Bölüm43-Rüya Alemi~P1~

2.3K 237 10
                                    

Part1

Bazı rüyalar sahte olduğu gibi gerçektir.

Telefonumu pantolonumun cebine yerleştirdikten sonra son kez aynaya bakarak saçlarımı ve yüzümü inceledim. Cami'ye onunla birlikte kütüphaneye gideceğime söz vermiştim. Kütüphaneden aldığım bir kaç romanı geri iade etmem gerekiyordu. Kitapların süresini birkaç gün geçirmiştim. Kitaplarımı masanın üzerinden alarak hızla merdivenlerden aşağıya indim. Babama selam verdikten sonra mutfağa yöneldim. Annem bir şarkı mırıldanarak tezgahın üzerini topluyordu.

"Mitera, ben çıkıyorum!" hızlıca anneme sarılarak yanağına masumca öpücük kondurdum. Annemin yüzünde güzel bir gülümseme oluştu.

"Pekala, Cami ile çok oyalanmayın. Dikkatli olun."

"Görüşürüz!"

Dış kapının yanına gelip hızlıca ayakkabılarımı giydim. Kapıyı açmamla yüzüme serin bir rüzgar esmesi bir olmuştu. Bu yaz günün de serin bir rüzgar esmesi tuhaftı.

Evden çıkıp hızlıca meydana doğru yürümeye başladım. Alekos ve At Takımı ile karşılaşmaktansa yolumu uzatıp, sokak aralarından geçip meydana gidebilirdim. Sıkı adımlarla dediğim sokak aralarından geçtim. Meydana çıktığım da Cami'nin hava da sallanan elini gördüm. Onun olduğu tarafa doğru koşar adım gittim. Kollarını iki yana açarak ona yaklaşmamı bekledi. Aramızda bir adımlık mesafe kaldığın da kollarımı açarak ona sıkıca sarıldım.

"Selam Ed, az daha gelmeyeceksin sanıyordum."

"Söz verdim, sadece bu sefer de yolu uzattım."

"Hadi, hemen kütüphaneye gidelim."

Cami'nin kütüphaneye karşı olan aşkı, bana daha çok kitapları sevdiriyordu. Ondaki bu heves bana kitapları daha güzel gösteriyordu. Hızlı adımlarla kütüphane yolunda yürüyorduk. Hangi kitapları alacağımız hakkın da bir fikrim yoktu. Elimdeki kitapları geç vereceğim için ceza alacakmıydım onu bile bilmiyordum.

Kütüphanenin açık kapısından içeriye girerken güvenlik görevlisine selam verdik.

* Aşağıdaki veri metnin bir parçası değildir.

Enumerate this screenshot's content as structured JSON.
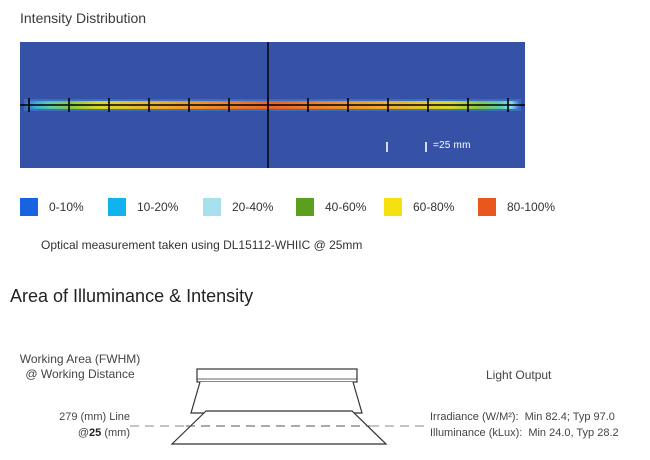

Cami ve Tim sayesin de beni ve diğerlerini de tanıyordu. Kitapların hemen yanındaki kütüphane görevlisinin yanına gidip masumca gülümsedim.

"Merhaba,"

"Merhaba Edis sanırım yine kitaplarını geç getirdin bu masum gülüşün başka bir açıklaması olamaz."

"Şey, evet. Ceza almayacağım değil mi?"

"Bir bakalım..." bilgisayardan kitapları aldığım güne baktıktan sonra gülümsedi. "Kitapları üç gün geç getirdiğin için sanırım ceza vermemeliyim."

"Çok teşekkür ederim Bayan Cecillia. Bir daha ki sefere geç getirmeyeceğim." diyerek kitapları masanın üzerine bıraktım. Bayan Cecillia, kitapları iade etmemi bilgisayara işlerken Cami ile ikisi aynı anda gülmüştü.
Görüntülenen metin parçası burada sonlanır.